Cancellation Without Proper Notice
If the Client fails to provide thirty (30) days’ written notice before canceling services, as required under Section 5 of our service agreement, ReachGiant reserves the right to charge the full Service Fee for the next billing cycle. Cancellation requests must be submitted in writing via email to scale@reachgiant.com and confirmed by ReachGiant in writing to be valid.

Refund Policy

Due to the nature of marketing services, ReachGiant provides no guarantees regarding campaign performance and does not offer refunds for any reason once services have been rendered or campaigns have been initiated, including for partial months of service. Payment is for time, strategy, management, and access to expertise, not specific results.

By signing our contract Agreement, the Client acknowledges and accepts that marketing outcomes are influenced by factors beyond ReachGiant’s control, including market conditions, platform changes, and audience behavior. The Client further confirms this refund policy has been disclosed and understood prior to signing.

Term and Termination:

This Agreement shall commence on the Effective Date and requires a minimum three (3) month commitment (“Initial Term”). After the Initial Term, the Agreement will automatically renew on a month-to-month basis (“Renewal Term”).

Either party may terminate this Agreement after the Initial Term by providing at least thirty (30) days’ prior written notice to the other party, delivered via email to scale@reachgiant.com for ReachGiant or the Client’s designated contact. Termination notices must be confirmed in writing by the receiving party to be valid.

Early termination by the Client during the Initial Term will require payment of all remaining Service Fees due through the end of the Initial Term, which shall become immediately due and payable upon delivery of termination notice. Such fees represent a reasonable estimate of ReachGiant’s anticipated losses due to early termination.

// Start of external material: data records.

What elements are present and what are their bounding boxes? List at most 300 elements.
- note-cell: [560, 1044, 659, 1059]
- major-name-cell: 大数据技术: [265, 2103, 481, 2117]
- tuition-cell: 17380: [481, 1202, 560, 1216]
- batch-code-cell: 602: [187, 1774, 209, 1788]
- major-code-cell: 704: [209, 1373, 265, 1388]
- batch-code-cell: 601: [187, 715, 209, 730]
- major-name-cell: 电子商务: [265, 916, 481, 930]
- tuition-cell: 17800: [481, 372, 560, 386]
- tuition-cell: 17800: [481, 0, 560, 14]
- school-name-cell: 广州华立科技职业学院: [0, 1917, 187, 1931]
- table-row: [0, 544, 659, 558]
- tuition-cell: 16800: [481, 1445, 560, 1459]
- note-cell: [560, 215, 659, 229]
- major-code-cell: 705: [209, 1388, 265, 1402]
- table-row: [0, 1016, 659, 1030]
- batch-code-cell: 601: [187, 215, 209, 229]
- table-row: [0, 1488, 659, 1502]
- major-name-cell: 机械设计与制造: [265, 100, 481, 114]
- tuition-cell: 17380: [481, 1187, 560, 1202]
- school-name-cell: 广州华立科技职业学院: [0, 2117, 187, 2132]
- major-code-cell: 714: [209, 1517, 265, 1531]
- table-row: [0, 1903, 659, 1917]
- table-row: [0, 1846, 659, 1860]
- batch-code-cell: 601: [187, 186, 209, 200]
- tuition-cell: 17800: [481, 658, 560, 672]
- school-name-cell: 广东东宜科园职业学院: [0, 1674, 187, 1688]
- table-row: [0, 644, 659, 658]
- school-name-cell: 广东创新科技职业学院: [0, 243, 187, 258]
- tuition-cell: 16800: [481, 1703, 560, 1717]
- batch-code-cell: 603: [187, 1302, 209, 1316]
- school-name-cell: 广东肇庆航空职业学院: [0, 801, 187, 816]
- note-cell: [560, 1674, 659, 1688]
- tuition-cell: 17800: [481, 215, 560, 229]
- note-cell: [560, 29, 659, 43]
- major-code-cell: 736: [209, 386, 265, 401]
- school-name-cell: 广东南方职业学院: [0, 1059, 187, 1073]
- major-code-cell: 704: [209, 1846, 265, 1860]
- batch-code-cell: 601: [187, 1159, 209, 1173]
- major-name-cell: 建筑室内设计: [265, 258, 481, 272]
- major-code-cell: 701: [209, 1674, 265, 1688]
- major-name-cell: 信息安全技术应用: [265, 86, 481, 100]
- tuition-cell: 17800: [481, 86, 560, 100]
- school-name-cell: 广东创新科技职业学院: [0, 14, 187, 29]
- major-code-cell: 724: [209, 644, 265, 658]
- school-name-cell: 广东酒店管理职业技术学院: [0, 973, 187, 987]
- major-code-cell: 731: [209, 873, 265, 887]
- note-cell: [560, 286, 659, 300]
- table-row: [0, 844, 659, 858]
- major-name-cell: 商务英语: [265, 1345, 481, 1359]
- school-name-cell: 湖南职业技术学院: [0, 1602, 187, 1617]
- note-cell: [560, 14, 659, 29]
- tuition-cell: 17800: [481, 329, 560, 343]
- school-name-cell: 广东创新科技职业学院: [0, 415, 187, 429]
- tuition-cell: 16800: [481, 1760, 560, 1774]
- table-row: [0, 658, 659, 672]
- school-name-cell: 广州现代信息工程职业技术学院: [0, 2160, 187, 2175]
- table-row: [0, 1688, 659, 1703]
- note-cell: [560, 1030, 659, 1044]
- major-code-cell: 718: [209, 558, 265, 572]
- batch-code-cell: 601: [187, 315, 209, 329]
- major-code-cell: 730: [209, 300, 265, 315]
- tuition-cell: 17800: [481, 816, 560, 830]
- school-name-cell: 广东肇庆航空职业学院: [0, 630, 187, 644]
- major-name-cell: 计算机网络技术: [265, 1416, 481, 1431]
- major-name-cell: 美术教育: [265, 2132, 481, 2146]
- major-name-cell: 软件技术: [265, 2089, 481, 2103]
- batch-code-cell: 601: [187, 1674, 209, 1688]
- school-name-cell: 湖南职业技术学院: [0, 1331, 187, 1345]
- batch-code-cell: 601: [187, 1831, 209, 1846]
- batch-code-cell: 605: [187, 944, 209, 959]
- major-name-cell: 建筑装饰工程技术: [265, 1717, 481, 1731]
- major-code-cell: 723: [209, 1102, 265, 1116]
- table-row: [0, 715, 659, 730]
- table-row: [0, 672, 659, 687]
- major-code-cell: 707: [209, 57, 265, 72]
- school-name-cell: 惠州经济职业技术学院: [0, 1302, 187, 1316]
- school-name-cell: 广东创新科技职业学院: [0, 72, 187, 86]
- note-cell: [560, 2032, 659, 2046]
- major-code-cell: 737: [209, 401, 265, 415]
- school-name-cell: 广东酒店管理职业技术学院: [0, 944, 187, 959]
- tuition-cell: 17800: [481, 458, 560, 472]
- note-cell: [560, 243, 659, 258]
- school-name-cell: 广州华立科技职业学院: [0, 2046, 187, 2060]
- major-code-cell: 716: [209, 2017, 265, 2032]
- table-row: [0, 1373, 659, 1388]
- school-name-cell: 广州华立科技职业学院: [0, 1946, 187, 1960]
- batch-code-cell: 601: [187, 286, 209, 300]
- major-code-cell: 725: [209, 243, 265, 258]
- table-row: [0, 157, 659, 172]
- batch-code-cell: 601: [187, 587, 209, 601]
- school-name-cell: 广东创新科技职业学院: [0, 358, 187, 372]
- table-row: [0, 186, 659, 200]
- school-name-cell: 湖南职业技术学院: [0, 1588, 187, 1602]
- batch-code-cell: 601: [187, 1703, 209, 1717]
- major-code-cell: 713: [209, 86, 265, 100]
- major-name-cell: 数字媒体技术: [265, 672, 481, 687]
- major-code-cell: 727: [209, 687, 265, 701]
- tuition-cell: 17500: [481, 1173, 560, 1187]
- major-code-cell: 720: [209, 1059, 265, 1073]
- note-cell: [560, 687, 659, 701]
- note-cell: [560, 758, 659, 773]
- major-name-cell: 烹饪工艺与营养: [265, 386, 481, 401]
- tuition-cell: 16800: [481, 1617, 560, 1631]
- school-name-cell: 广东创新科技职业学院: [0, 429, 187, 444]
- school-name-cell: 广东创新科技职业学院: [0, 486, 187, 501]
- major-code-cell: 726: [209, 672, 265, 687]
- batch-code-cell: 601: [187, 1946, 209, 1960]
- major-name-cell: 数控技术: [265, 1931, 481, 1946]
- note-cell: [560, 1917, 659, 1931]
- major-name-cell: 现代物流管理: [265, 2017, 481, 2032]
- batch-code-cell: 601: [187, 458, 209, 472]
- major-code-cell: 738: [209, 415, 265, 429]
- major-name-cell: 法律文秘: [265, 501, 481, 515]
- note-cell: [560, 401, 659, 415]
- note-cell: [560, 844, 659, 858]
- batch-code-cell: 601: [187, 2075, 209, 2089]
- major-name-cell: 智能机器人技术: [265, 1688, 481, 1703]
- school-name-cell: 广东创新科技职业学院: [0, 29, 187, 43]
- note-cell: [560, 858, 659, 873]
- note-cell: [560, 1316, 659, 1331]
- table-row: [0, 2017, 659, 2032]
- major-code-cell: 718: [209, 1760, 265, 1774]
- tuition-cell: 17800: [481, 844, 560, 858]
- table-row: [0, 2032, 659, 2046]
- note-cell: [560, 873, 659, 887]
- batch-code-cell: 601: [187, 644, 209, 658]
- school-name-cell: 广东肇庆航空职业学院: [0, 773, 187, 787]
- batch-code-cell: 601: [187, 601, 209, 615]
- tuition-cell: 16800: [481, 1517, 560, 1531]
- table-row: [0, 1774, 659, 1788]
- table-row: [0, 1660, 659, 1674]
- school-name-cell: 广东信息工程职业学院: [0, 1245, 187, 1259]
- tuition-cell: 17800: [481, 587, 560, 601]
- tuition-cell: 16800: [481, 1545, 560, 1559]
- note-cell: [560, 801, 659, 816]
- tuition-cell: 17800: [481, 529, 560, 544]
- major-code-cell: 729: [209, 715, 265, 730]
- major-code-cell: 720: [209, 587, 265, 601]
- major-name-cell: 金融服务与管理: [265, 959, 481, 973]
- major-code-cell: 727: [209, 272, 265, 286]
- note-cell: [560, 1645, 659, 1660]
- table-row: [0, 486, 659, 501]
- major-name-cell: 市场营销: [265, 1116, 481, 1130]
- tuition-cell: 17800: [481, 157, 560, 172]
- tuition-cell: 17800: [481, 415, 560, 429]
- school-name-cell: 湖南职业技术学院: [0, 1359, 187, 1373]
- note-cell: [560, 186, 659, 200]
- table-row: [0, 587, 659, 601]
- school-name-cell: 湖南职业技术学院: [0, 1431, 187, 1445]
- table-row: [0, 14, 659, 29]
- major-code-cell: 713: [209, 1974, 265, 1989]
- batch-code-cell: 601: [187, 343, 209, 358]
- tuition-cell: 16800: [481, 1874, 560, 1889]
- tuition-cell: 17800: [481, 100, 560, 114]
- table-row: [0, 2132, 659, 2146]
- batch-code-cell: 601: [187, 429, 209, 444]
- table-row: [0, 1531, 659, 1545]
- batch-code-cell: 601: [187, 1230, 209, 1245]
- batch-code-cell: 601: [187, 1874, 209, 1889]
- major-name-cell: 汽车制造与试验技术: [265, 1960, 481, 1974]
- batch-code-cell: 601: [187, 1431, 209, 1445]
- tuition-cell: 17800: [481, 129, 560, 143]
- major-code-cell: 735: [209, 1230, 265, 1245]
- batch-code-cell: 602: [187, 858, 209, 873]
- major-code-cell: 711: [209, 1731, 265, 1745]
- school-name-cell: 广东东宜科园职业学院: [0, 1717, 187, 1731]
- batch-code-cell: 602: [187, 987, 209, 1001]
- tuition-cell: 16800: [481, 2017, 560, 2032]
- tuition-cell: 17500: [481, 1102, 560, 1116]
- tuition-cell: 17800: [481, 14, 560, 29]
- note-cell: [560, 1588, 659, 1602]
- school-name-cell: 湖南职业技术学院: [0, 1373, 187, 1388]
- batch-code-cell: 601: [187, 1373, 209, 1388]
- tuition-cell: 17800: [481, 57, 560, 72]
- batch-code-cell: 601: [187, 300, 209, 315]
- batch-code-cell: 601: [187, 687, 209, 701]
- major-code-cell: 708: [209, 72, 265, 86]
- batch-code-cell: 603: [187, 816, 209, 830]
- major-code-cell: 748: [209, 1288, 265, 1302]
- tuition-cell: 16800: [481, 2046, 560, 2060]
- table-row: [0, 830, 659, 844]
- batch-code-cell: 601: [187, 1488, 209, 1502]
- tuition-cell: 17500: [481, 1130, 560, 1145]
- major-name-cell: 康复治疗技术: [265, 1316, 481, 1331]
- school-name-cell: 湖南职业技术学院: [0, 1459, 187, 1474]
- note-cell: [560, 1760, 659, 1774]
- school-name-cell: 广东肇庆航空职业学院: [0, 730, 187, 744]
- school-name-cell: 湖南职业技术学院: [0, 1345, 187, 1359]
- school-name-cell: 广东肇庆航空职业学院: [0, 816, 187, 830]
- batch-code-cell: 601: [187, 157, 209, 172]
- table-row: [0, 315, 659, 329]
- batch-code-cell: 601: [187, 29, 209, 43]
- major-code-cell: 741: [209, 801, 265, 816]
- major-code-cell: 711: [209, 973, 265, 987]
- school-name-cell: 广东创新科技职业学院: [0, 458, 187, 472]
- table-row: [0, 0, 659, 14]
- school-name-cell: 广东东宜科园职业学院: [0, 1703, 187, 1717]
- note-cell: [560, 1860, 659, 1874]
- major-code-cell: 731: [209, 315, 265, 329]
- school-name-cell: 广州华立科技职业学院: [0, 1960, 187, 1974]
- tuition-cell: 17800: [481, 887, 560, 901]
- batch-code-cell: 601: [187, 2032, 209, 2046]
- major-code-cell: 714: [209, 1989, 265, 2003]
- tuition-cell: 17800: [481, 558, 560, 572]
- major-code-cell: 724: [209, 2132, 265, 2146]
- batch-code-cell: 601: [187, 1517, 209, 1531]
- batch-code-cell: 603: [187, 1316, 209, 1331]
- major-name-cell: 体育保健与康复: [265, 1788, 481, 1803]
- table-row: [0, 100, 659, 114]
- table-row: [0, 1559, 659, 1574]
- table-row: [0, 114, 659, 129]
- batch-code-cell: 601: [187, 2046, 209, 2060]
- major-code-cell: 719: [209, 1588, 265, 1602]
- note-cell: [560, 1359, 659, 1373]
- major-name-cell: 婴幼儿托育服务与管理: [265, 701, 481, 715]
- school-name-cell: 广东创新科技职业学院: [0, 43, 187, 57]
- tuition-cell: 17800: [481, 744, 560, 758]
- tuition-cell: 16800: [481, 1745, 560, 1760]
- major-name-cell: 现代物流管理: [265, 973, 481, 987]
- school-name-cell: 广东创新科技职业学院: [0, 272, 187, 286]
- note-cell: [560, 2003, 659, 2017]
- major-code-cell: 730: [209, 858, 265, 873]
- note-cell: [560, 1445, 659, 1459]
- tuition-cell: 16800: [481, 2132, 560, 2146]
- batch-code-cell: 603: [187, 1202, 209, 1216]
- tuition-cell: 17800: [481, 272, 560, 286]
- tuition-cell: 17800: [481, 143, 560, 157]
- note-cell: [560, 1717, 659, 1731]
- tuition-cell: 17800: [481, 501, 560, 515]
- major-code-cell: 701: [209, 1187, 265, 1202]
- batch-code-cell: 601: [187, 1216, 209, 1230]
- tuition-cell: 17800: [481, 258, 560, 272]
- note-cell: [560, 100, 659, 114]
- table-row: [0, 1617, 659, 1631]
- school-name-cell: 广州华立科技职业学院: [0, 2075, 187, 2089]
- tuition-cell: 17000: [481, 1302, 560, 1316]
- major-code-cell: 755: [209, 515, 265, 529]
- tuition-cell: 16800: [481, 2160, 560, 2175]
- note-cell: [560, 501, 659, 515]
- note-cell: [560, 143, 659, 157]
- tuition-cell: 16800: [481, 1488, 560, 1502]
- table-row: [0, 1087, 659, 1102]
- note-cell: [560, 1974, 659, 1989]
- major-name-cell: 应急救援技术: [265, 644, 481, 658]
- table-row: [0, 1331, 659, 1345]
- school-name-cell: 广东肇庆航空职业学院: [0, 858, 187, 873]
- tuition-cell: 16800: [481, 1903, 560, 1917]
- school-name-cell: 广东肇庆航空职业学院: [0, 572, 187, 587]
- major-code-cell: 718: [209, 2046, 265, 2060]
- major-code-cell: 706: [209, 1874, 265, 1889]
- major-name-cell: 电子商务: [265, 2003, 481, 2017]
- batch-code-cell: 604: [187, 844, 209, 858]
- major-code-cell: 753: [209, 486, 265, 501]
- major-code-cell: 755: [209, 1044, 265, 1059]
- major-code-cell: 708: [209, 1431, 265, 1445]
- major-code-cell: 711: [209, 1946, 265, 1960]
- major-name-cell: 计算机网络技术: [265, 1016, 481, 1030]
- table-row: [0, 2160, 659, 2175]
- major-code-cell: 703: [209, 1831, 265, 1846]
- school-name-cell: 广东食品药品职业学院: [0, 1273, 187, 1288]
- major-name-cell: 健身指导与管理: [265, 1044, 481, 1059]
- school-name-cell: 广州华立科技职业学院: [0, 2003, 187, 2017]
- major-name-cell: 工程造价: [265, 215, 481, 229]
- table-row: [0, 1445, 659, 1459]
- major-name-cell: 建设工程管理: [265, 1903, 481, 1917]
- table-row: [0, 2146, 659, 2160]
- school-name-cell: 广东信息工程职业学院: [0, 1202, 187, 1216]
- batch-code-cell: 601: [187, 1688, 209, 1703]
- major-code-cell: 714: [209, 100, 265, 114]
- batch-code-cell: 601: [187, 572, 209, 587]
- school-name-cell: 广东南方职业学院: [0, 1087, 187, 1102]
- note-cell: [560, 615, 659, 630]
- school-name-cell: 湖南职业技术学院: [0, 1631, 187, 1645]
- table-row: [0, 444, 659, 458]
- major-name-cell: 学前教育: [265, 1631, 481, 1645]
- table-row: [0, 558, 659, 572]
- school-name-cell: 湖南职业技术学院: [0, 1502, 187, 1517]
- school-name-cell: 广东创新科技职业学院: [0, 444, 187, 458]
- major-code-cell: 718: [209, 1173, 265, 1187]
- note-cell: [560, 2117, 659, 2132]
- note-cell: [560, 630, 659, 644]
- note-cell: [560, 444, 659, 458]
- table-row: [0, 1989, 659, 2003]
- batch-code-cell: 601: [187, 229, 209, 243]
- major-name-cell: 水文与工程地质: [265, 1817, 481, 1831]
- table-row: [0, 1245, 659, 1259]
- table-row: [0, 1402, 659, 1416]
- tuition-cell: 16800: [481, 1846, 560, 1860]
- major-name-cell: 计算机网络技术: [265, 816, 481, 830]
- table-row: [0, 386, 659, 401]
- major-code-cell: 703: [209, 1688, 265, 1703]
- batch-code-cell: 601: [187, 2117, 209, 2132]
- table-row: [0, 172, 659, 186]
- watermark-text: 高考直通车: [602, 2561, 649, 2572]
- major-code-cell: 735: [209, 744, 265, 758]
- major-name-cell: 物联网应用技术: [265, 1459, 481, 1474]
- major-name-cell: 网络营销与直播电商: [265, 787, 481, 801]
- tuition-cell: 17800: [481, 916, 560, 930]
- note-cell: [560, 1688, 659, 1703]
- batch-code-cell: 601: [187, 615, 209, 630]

ReachGiant may terminate this Agreement at any time for cause (e.g., Client’s non-payment or material breach) with five (5) days’ written notice, provided the Client fails to cure the breach within such period.

Upon termination, all outstanding payment obligations of Client to ReachGiant shall become immediately due and payable, and ReachGiant shall return or destroy all Confidential Information of Client in its possession or control.

Service Fee

  • Service Fee: The Service Fee, which constitutes compensation for the marketing services outlined in this Agreement, is distinct from and does not include any Advertising Costs. The Client shall be provided with a recurring secure payment link through Stripe, a secure online payment platform. This link will automatically charge the Client’s designated payment method for the Service Fee on a predetermined date each month.

  • Advertising Costs: The Client shall be solely responsible for all Advertising Costs incurred in connection with the marketing campaigns. These costs may include, but are not limited to, Facebook Ads spend, Google Ads spend, or other platform-specific advertising fees. The Client shall establish separate payment methods directly with each advertising platform utilized (e.g., Facebook Ads, Google Ads).

  • Late Payments: Payments must be received within three (3) business days of the invoice date. Any late payments may incur a late fee of 1.5% of the overdue amount per month. ReachGiant reserves the right to suspend all services immediately if payment is not received within five (5) days of written notice of non-payment. Suspension does not relieve the Client of payment obligations. ReachGiant may recover reasonable collection costs and legal fees incurred to collect overdue amounts.